The passage of a couple of weeks has tempered my admiration.  I do not doubt Ms. Hutchinson’s idealism (or at least her own belief in it), and I will not criticize her conservative politics.  I can even forgive her cringy dance with Kayleigh McEnany to “Y.M.C.A.” during the 2020 campaign.  However, the White House-aide-as-Capra-heroine narrative does not completely hold up the closer one looks.  Certain questions arise. 

As an undergraduate Hutchinson interned with both Ted Cruz and Steve Scalise, two of the most disreputable people on Capitol Hill.  Surely, she was aware of their reputations before seeking work with them.  Then there is her accepting a position in the Trump White House.  Was it really idealism, or a self-serving determination to get ahead?  Only the most fanatical MAGA nutters, the people who believe Trump was chosen by God to save America from whatever imaginary threat, can truly believe Trump possesses even the slightest shard of integrity.  Then there is her apparent acceptance of an offer to work at Mar-a-Lago post-presidency which was later withdrawn (and has led to accusations from conservative media that her testimony was sour grapes for not getting the job).  

I am not second-guessing Ms. Hutchinson’s testimony.  I believe her to have been truthful with the committee.  However, I question the choices which put her in this position to begin with.  Although she did the committee a service, it does not mitigate her responsibility for being part of a criminal presidency.  Others may vouch for her character, but I am unconvinced. 

 

© 2022 The Unassuming Scholar

Friday, July 8, 2022

Freedom at Play

Brett Kavanaugh couldn’t stay for dessert. 
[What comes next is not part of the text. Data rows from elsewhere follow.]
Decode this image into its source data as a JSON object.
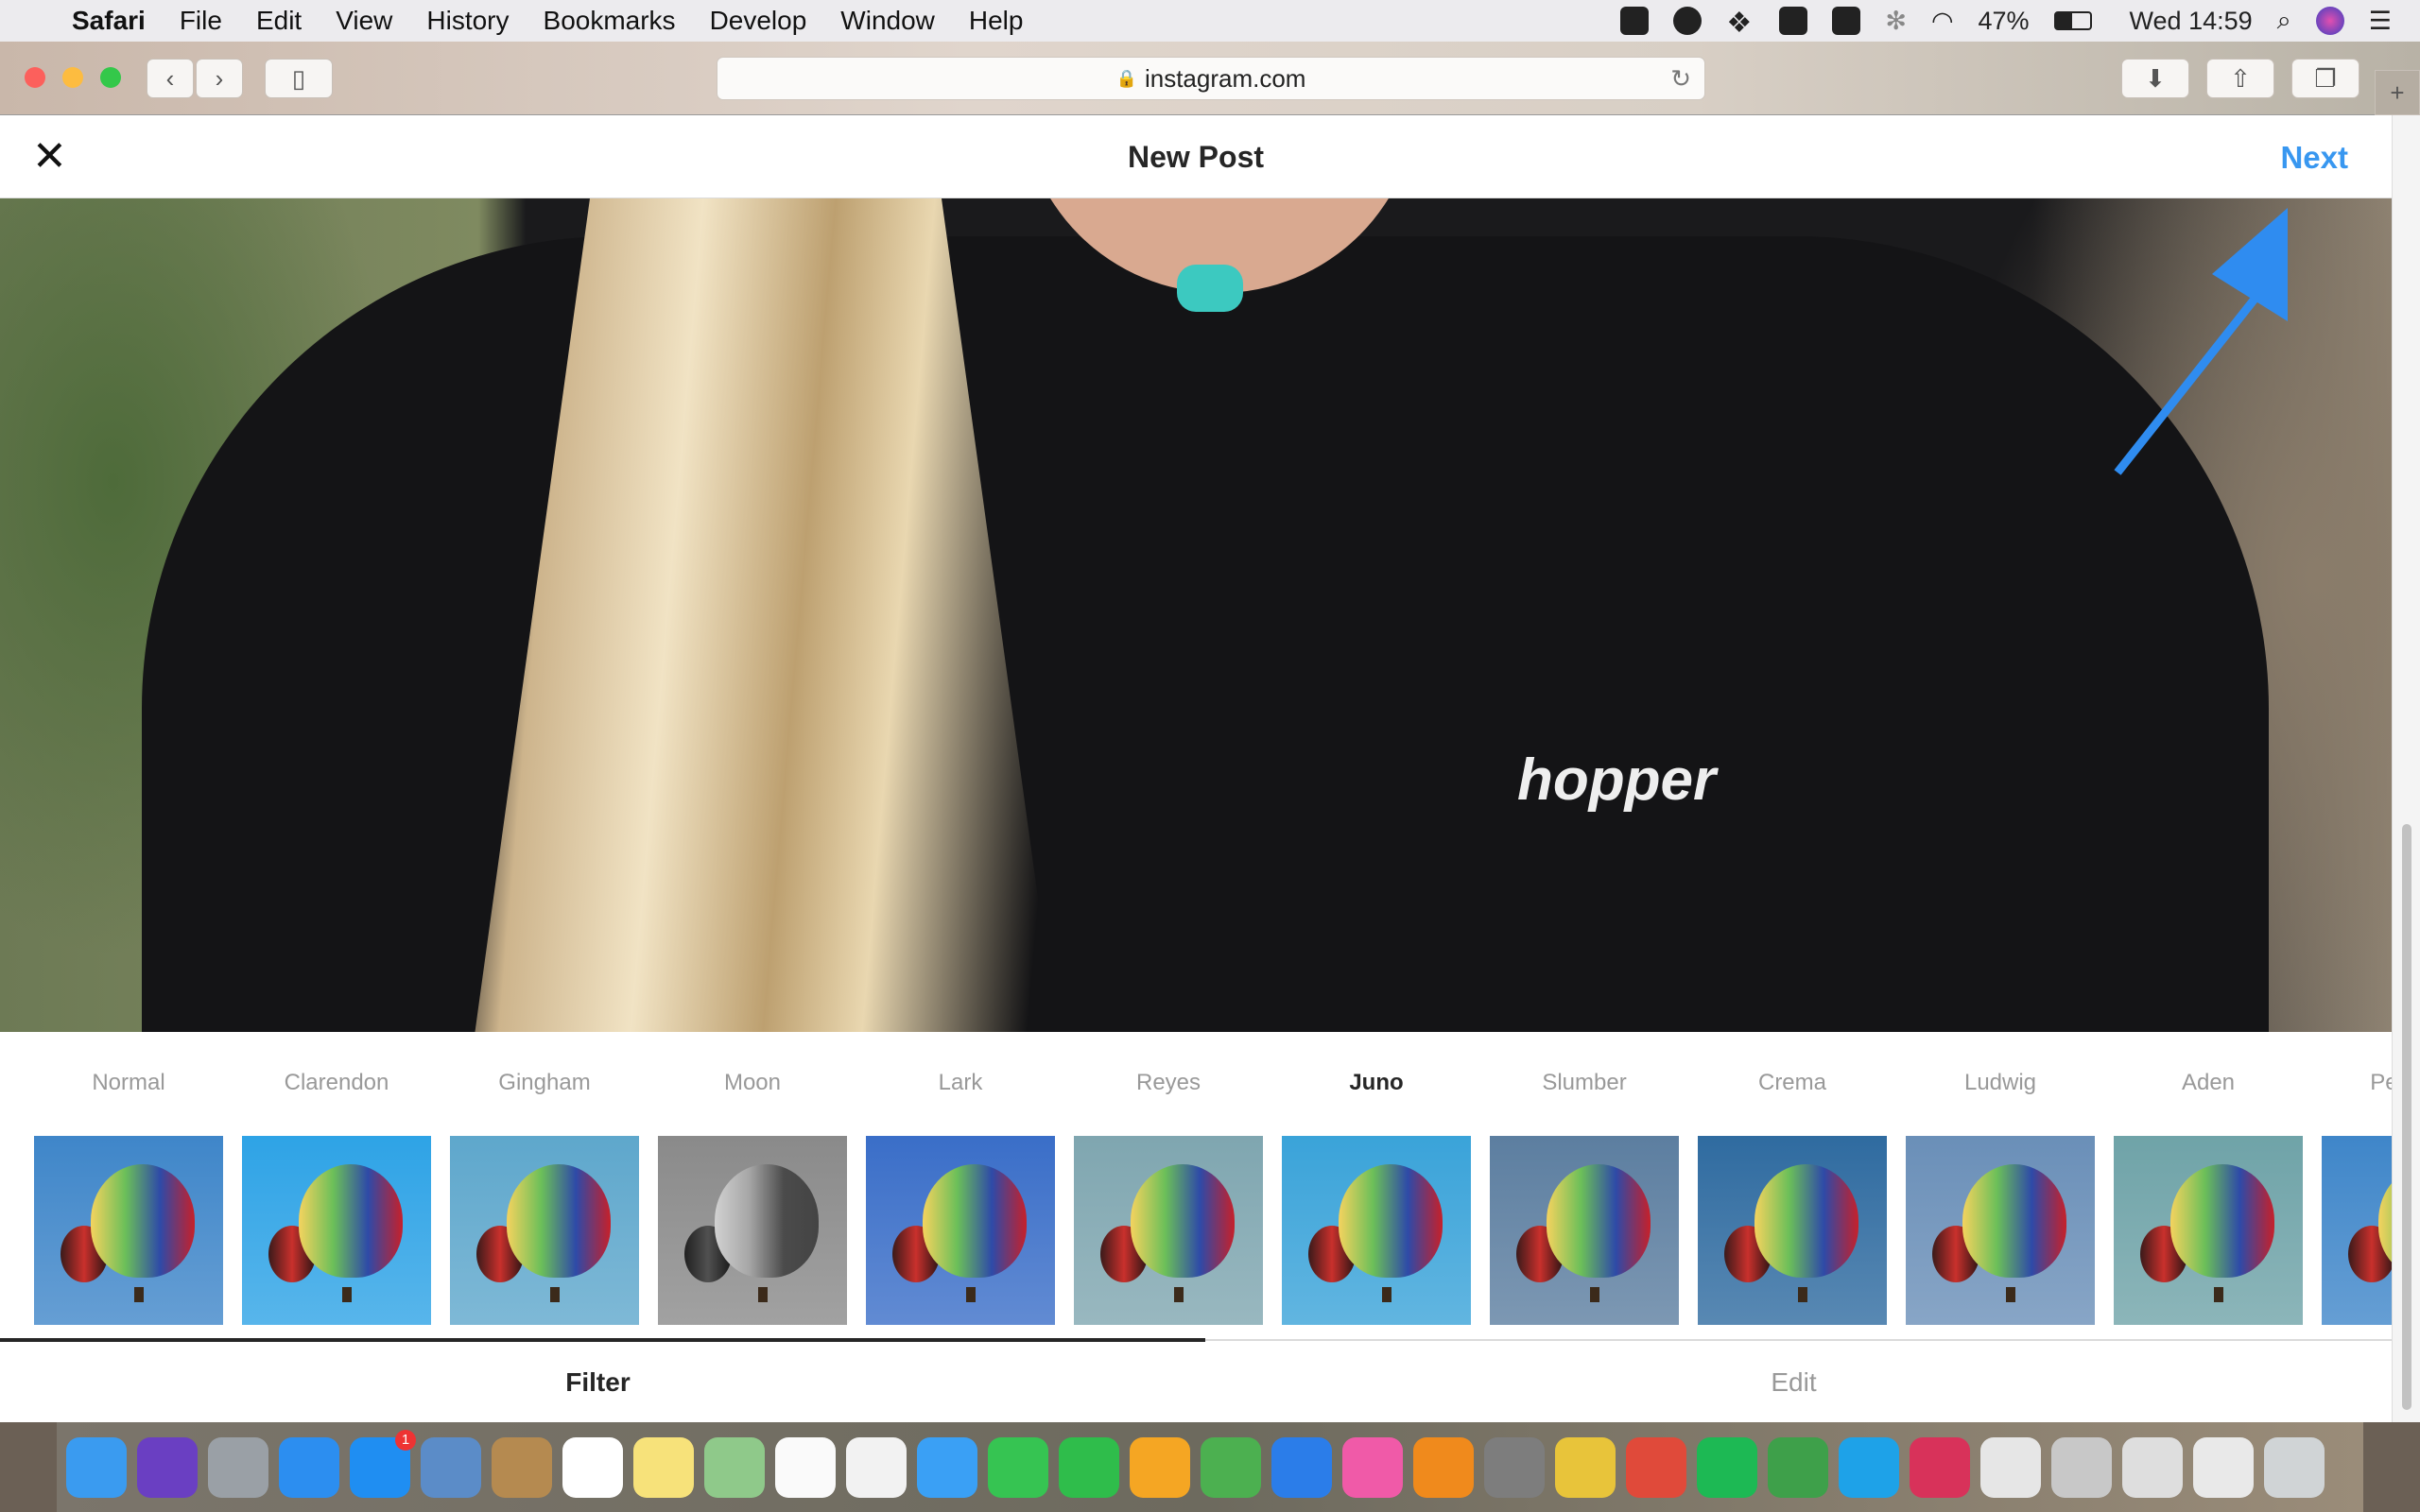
{
  "menubar": {
    "app": "Safari",
    "items": [
      "File",
      "Edit",
      "View",
      "History",
      "Bookmarks",
      "Develop",
      "Window",
      "Help"
    ],
    "battery": "47%",
    "clock": "Wed 14:59"
  },
  "browser": {
    "url": "instagram.com"
  },
  "header": {
    "title": "New Post",
    "next_label": "Next"
  },
  "photo": {
    "shirt_text": "hopper"
  },
  "filters": {
    "selected": "Juno",
    "items": [
      {
        "name": "Normal",
        "tint": "#3f86c9"
      },
      {
        "name": "Clarendon",
        "tint": "#2ea3e6"
      },
      {
        "name": "Gingham",
        "tint": "#5ea7cc"
      },
      {
        "name": "Moon",
        "tint": "#8a8a8a"
      },
      {
        "name": "Lark",
        "tint": "#3a6ec8"
      },
      {
        "name": "Reyes",
        "tint": "#7fa6b0"
      },
      {
        "name": "Juno",
        "tint": "#3aa3d9"
      },
      {
        "name": "Slumber",
        "tint": "#5c7ea0"
      },
      {
        "name": "Crema",
        "tint": "#2f6ba0"
      },
      {
        "name": "Ludwig",
        "tint": "#6a8fb8"
      },
      {
        "name": "Aden",
        "tint": "#6fa3a8"
      },
      {
        "name": "Perpetua",
        "tint": "#3f86c9"
      }
    ]
  },
  "tabs": {
    "filter": "Filter",
    "edit": "Edit",
    "active": "Filter"
  },
  "dock": {
    "apps": [
      {
        "name": "finder",
        "color": "#3a9bf0"
      },
      {
        "name": "siri",
        "color": "#6a3fc2"
      },
      {
        "name": "launchpad",
        "color": "#9aa0a6"
      },
      {
        "name": "safari",
        "color": "#2c8ef0"
      },
      {
        "name": "app-store",
        "color": "#1f8ef2",
        "badge": "1"
      },
      {
        "name": "preview",
        "color": "#5b8cc8"
      },
      {
        "name": "contacts",
        "color": "#b58a50"
      },
      {
        "name": "calendar",
        "color": "#ffffff"
      },
      {
        "name": "notes",
        "color": "#f7e27a"
      },
      {
        "name": "maps",
        "color": "#8fc98a"
      },
      {
        "name": "reminders",
        "color": "#fafafa"
      },
      {
        "name": "photos",
        "color": "#f2f2f2"
      },
      {
        "name": "messages",
        "color": "#3aa0f5"
      },
      {
        "name": "facetime",
        "color": "#36c452"
      },
      {
        "name": "whatsapp",
        "color": "#2fbd4b"
      },
      {
        "name": "pages",
        "color": "#f5a623"
      },
      {
        "name": "numbers",
        "color": "#4cb050"
      },
      {
        "name": "keynote",
        "color": "#2b7de9"
      },
      {
        "name": "itunes",
        "color": "#f05aa8"
      },
      {
        "name": "ibooks",
        "color": "#f08a1c"
      },
      {
        "name": "system-preferences",
        "color": "#7d7d7d"
      },
      {
        "name": "slides",
        "color": "#e8c43a"
      },
      {
        "name": "chrome",
        "color": "#e04a3a"
      },
      {
        "name": "spotify",
        "color": "#1db954"
      },
      {
        "name": "evernote",
        "color": "#3ea04a"
      },
      {
        "name": "skype",
        "color": "#1ea2e8"
      },
      {
        "name": "airmail",
        "color": "#d8325a"
      },
      {
        "name": "window-1",
        "color": "#e6e6e6"
      },
      {
        "name": "window-2",
        "color": "#c8c8c8"
      },
      {
        "name": "window-3",
        "color": "#dedede"
      },
      {
        "name": "window-4",
        "color": "#e9e9e9"
      },
      {
        "name": "trash",
        "color": "#d0d4d6"
      }
    ]
  },
  "colors": {
    "accent": "#3897f0",
    "annotation_arrow": "#2f8cf0"
  }
}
This week’s political tempest in a teapot concerns Kavanaugh’s hasty backdoor departure from a Washington, D.C. Morton’s steakhouse after protestors had gathered out front.  (Some accounts claim he was unaware of the demo, but the decision to leave through the back tends to refute this.)  Morton’s management took to Twitter, asserting that their high-profile guest’s right to dine in public had been violated. 
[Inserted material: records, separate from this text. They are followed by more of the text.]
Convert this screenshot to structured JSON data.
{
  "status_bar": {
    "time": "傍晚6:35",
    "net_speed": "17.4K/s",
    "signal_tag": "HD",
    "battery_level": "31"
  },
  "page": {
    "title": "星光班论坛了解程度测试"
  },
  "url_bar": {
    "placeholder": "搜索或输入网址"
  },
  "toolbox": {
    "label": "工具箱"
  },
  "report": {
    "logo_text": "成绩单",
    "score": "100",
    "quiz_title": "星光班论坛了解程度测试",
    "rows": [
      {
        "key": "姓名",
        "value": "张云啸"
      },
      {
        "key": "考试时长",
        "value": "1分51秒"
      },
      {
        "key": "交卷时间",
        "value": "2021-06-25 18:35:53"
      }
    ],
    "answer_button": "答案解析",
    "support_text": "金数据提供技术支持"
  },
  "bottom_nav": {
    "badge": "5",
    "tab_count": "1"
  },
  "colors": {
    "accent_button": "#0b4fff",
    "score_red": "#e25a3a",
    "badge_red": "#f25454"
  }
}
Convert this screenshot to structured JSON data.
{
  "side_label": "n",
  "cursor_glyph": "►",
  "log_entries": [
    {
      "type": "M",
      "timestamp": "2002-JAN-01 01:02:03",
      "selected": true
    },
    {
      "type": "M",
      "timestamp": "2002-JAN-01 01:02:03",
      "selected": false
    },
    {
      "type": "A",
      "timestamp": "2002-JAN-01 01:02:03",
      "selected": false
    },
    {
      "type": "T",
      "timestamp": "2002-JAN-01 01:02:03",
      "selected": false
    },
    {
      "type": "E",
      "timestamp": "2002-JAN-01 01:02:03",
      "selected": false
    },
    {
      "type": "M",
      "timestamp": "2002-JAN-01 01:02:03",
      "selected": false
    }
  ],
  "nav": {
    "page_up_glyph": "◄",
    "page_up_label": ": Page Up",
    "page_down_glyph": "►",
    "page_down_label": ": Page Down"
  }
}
Yes.  And no.  Certain activities noted of late, such as protesting outside officials’ private homes, make me uneasy.  Similarly, I ask myself whether we should condone interfering with their non-official activities (as in the case a few years ago when Sarah Huckabee Sanders was asked to leave a Northern Virginia restaurant after its employees objected to her patronage).  However, in the case of sitting U.S. Supreme Court justices, who can serve for life should they choose, there is precious little recourse to publicly register pushback against decisions which adversely affect the liberties and rights of vast numbers of citizens.  
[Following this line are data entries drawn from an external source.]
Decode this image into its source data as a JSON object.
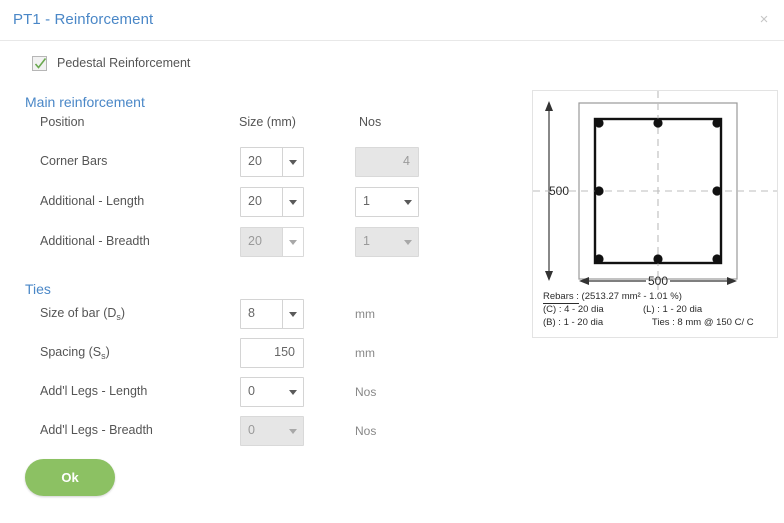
{
  "header": {
    "title": "PT1 - Reinforcement",
    "close_label": "×"
  },
  "pedestal": {
    "label": "Pedestal Reinforcement",
    "checked": true
  },
  "sections": {
    "main": {
      "heading": "Main reinforcement",
      "columns": {
        "position": "Position",
        "size": "Size (mm)",
        "nos": "Nos"
      },
      "rows": [
        {
          "label": "Corner Bars",
          "size_value": "20",
          "size_disabled": false,
          "nos_value": "4",
          "nos_type": "text",
          "nos_disabled": true
        },
        {
          "label": "Additional - Length",
          "size_value": "20",
          "size_disabled": false,
          "nos_value": "1",
          "nos_type": "select",
          "nos_disabled": false
        },
        {
          "label": "Additional - Breadth",
          "size_value": "20",
          "size_disabled": true,
          "nos_value": "1",
          "nos_type": "select",
          "nos_disabled": true
        }
      ]
    },
    "ties": {
      "heading": "Ties",
      "rows": [
        {
          "label_main": "Size of bar (D",
          "label_sub": "s",
          "label_tail": ")",
          "value": "8",
          "type": "select",
          "disabled": false,
          "unit": "mm"
        },
        {
          "label_main": "Spacing (S",
          "label_sub": "s",
          "label_tail": ")",
          "value": "150",
          "type": "text",
          "disabled": false,
          "unit": "mm"
        },
        {
          "label_main": "Add'l Legs - Length",
          "label_sub": "",
          "label_tail": "",
          "value": "0",
          "type": "select-inline",
          "disabled": false,
          "unit": "Nos"
        },
        {
          "label_main": "Add'l Legs - Breadth",
          "label_sub": "",
          "label_tail": "",
          "value": "0",
          "type": "select-inline",
          "disabled": true,
          "unit": "Nos"
        }
      ]
    }
  },
  "ok_button": {
    "label": "Ok"
  },
  "diagram": {
    "dim_vertical": "500",
    "dim_horizontal": "500",
    "annotation": {
      "rebars_word": "Rebars :",
      "rebars_summary": "(2513.27 mm² - 1.01 %)",
      "corner": "(C) : 4 - 20 dia",
      "length": "(L) : 1 - 20 dia",
      "breadth": "(B) : 1 - 20 dia",
      "ties": "Ties : 8 mm @ 150 C/ C"
    }
  },
  "colors": {
    "accent_blue": "#4a87c7",
    "ok_green": "#8cc163",
    "label_gray": "#555555",
    "border_gray": "#d4d4d4"
  }
}
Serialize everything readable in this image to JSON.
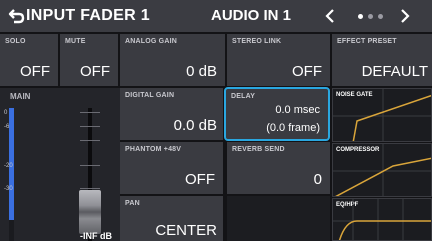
{
  "header": {
    "title": "INPUT FADER 1",
    "channel": "AUDIO IN 1",
    "pager_total": 3,
    "pager_active": 0
  },
  "row1": {
    "solo": {
      "label": "SOLO",
      "value": "OFF"
    },
    "mute": {
      "label": "MUTE",
      "value": "OFF"
    },
    "analog_gain": {
      "label": "ANALOG GAIN",
      "value": "0 dB"
    },
    "stereo_link": {
      "label": "STEREO LINK",
      "value": "OFF"
    },
    "effect_preset": {
      "label": "EFFECT PRESET",
      "value": "DEFAULT"
    }
  },
  "fader": {
    "label": "MAIN",
    "value": "-INF dB",
    "scale": [
      "0",
      "-6",
      "-20",
      "-30"
    ]
  },
  "params": {
    "digital_gain": {
      "label": "DIGITAL GAIN",
      "value": "0.0 dB"
    },
    "delay": {
      "label": "DELAY",
      "value_msec": "0.0 msec",
      "value_frame": "(0.0 frame)"
    },
    "phantom": {
      "label": "PHANTOM +48V",
      "value": "OFF"
    },
    "reverb_send": {
      "label": "REVERB SEND",
      "value": "0"
    },
    "pan": {
      "label": "PAN",
      "value": "CENTER"
    }
  },
  "graphs": {
    "noise_gate": "NOISE GATE",
    "compressor": "COMPRESSOR",
    "eq": "EQ/HPF"
  },
  "colors": {
    "accent": "#2aa7e0",
    "meter": "#3a6fe0",
    "curve": "#d9a53a"
  }
}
The galling arrogance of the new SCOTUS supermajority, and that of Justices Alito and Thomas particularly, is horrifying when we take into account that its holdings will reverberate in people’s lives for generations. The power of these unelected officials, half of whom were nominated by a president who received a minority of the popular vote and confirmed by a Senate with a majority representing less than half the country’s population, is largely unchecked.  They are well aware of their freedom from accountability, hence their newfound disregard for precedent and stare decisis.  They are fast paving the way to a Christofascist future in which the majority of Americans do not want to live. 

So, misgivings aside I don’t have a lot of sympathy for Kavanaugh’s spoiled evening.  He chose to become a public figure with considerable authority and thus has a lessened expectation of being shielded from public scrutiny.  Yesterday’s near-confrontation sent a message that thousands of unread critical letters, emails, and online posts cannot.  I doubt neither he nor his colleagues care about public sentiment either way, but at least a public protest is visible.  As long as no one is harmed and no property is damaged, citizens should be permitted to gather for political expression.  

Perhaps Mr. Kavanaugh will spend his future evenings quietly at home.  And perhaps Morton’s will court a more respectable clientele.